How Do YOU Clean Your WSM?


TVWBB Super Fan
Yeah, I don't really clean it much. Lol.

The cook process goes like this....

Pull coal chamber (ring) and coal grate. Dump all ash into my ash bucket. Replace grate and chamber, fill with coals, add about half a chimney of lit coals. Put WSM back together and let it heat up. Then I hit the top grate with a wire brush while it's hot. I keep my water bowl foil wrapped (no water) and since I don't use my lower grate much I add a disposable pan on that lower grate. And, I don't replace either until they get really dirty.

That's pretty much it.


TVWBB Super Fan
Seems no matter how often I clean where the top meets the middle sections it's gummed up before a single cook is done. Put a screw driver with the smoker, my go to stuck lid breaker.

Troy S

I probably sound disgusting, but after almost three years of ownership (wow! As of June 1st, I will have had my WSM for three years!) -- asides from the grates and exterior of the cooker -- I've never cleaned it. Never had any issues with anything flaking onto my food nor any mold problems, and I use it in 90+ degree weather as much as I do in 15 degree weather.


TVWBB Super Fan
Take the door off and open all the vents. Let it burn out with the door off. When it cools down knock the chunks and flakes off.


I rinse the cooker with really hot water after every cook, occasionally clean the vents with 409 cleaner and rinse to keep them from getting stuck . One time I built a fire in it and let it burn empty to get some of the gunk out...if you use the smoker on a regular basis it should be ok but leave grease splatters on the walls and let it set for weeks mold can start growing in there .

Matthew Turner

New member
I never clean the entire WSM. I will wipe down the exterior so my hands don't get greasy whilst handling. I also scrape out the bottom section from time to time so the grease and ash don't impede airflow. Water bowl is foiled. About once a year I'll run the cooking grates through the self-clean function of my oven.

Mike Shook

TVWBB Member
I guess I am the outlier. I break down the WSM and scrub each interior surface with a plastic brush and a bucket of soapy water.
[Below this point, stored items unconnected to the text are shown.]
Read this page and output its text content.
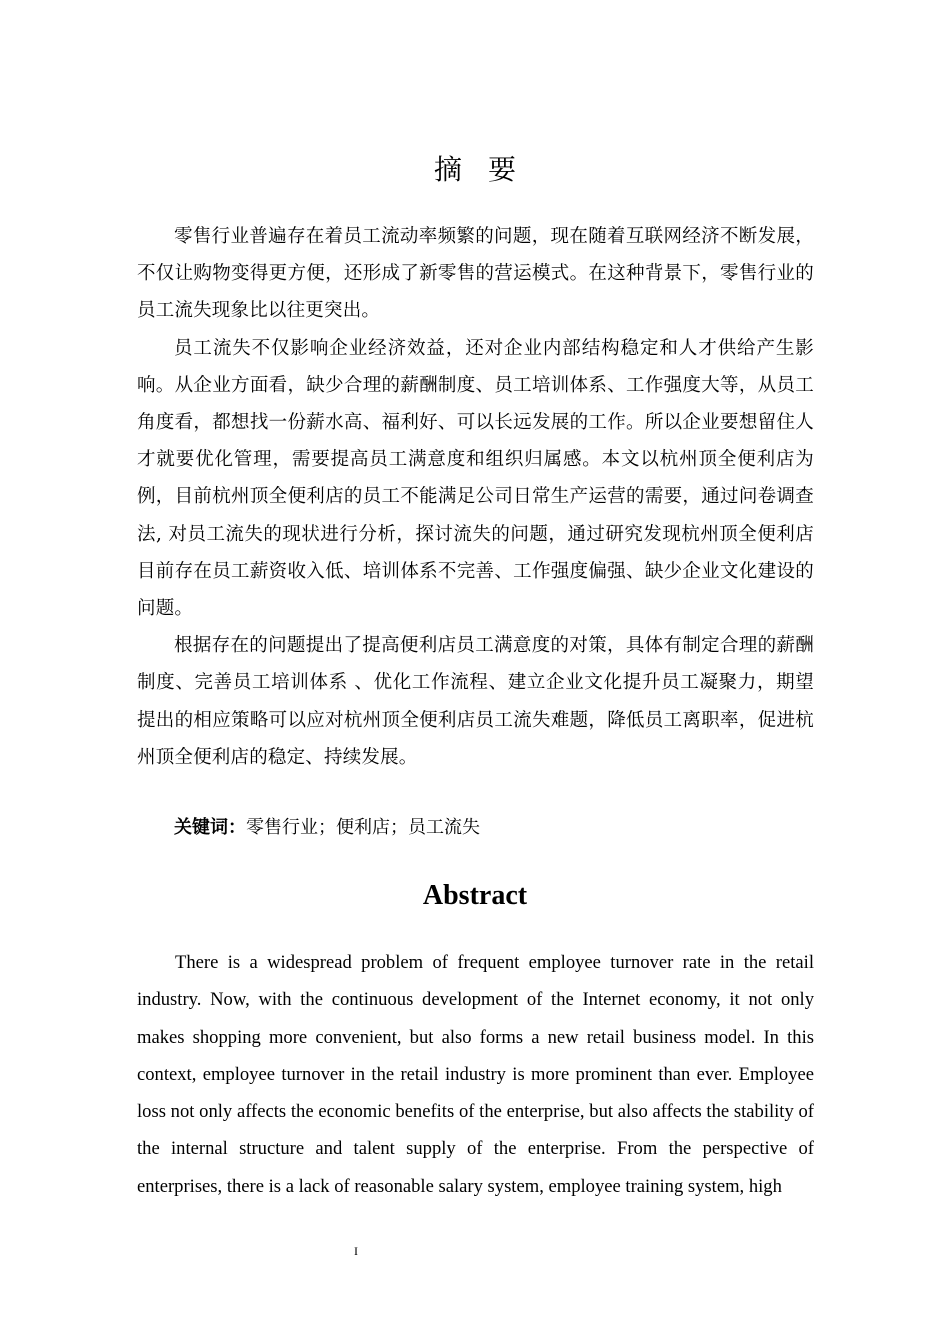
摘要

零售行业普遍存在着员工流动率频繁的问题，现在随着互联网经济不断发展，不仅让购物变得更方便，还形成了新零售的营运模式。在这种背景下，零售行业的员工流失现象比以往更突出。

员工流失不仅影响企业经济效益，还对企业内部结构稳定和人才供给产生影响。从企业方面看，缺少合理的薪酬制度、员工培训体系、工作强度大等，从员工角度看，都想找一份薪水高、福利好、可以长远发展的工作。所以企业要想留住人才就要优化管理，需要提高员工满意度和组织归属感。本文以杭州顶全便利店为例，目前杭州顶全便利店的员工不能满足公司日常生产运营的需要，通过问卷调查法, 对员工流失的现状进行分析，探讨流失的问题，通过研究发现杭州顶全便利店目前存在员工薪资收入低、培训体系不完善、工作强度偏强、缺少企业文化建设的问题。

根据存在的问题提出了提高便利店员工满意度的对策，具体有制定合理的薪酬制度、完善员工培训体系 、优化工作流程、建立企业文化提升员工凝聚力，期望提出的相应策略可以应对杭州顶全便利店员工流失难题，降低员工离职率，促进杭州顶全便利店的稳定、持续发展。

关键词：零售行业；便利店；员工流失
Abstract

There is a widespread problem of frequent employee turnover rate in the retail industry. Now, with the continuous development of the Internet economy, it not only makes shopping more convenient, but also forms a new retail business model. In this context, employee turnover in the retail industry is more prominent than ever. Employee loss not only affects the economic benefits of the enterprise, but also affects the stability of the internal structure and talent supply of the enterprise. From the perspective of enterprises, there is a lack of reasonable salary system, employee training system, high

I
Since I don't foil the water pan unless I am running it dry, this also gets a good scrub. Grates get scraped with a wire brush, and if that isn't sufficient I put them directly over the hot coals at the beginning of the next cook. I don'tknow, maybe I am wasting my time but my Que comes out pretty tasty so I have never considered changing this routine.

Brad Baker

TVWBB Member
I use a Brinkman pan with balls of foil in the bottom under three layers of foil on top. After the cook, I remove and discard one or two of the top layers and replace them before every cook. I clean the grates pretty thoroughly and store them in a cabinet between cooks. Once a year I might break down and scrub it out, depending on whether there is flaking inside or not.

I am still trying to find the right way to clean probes though.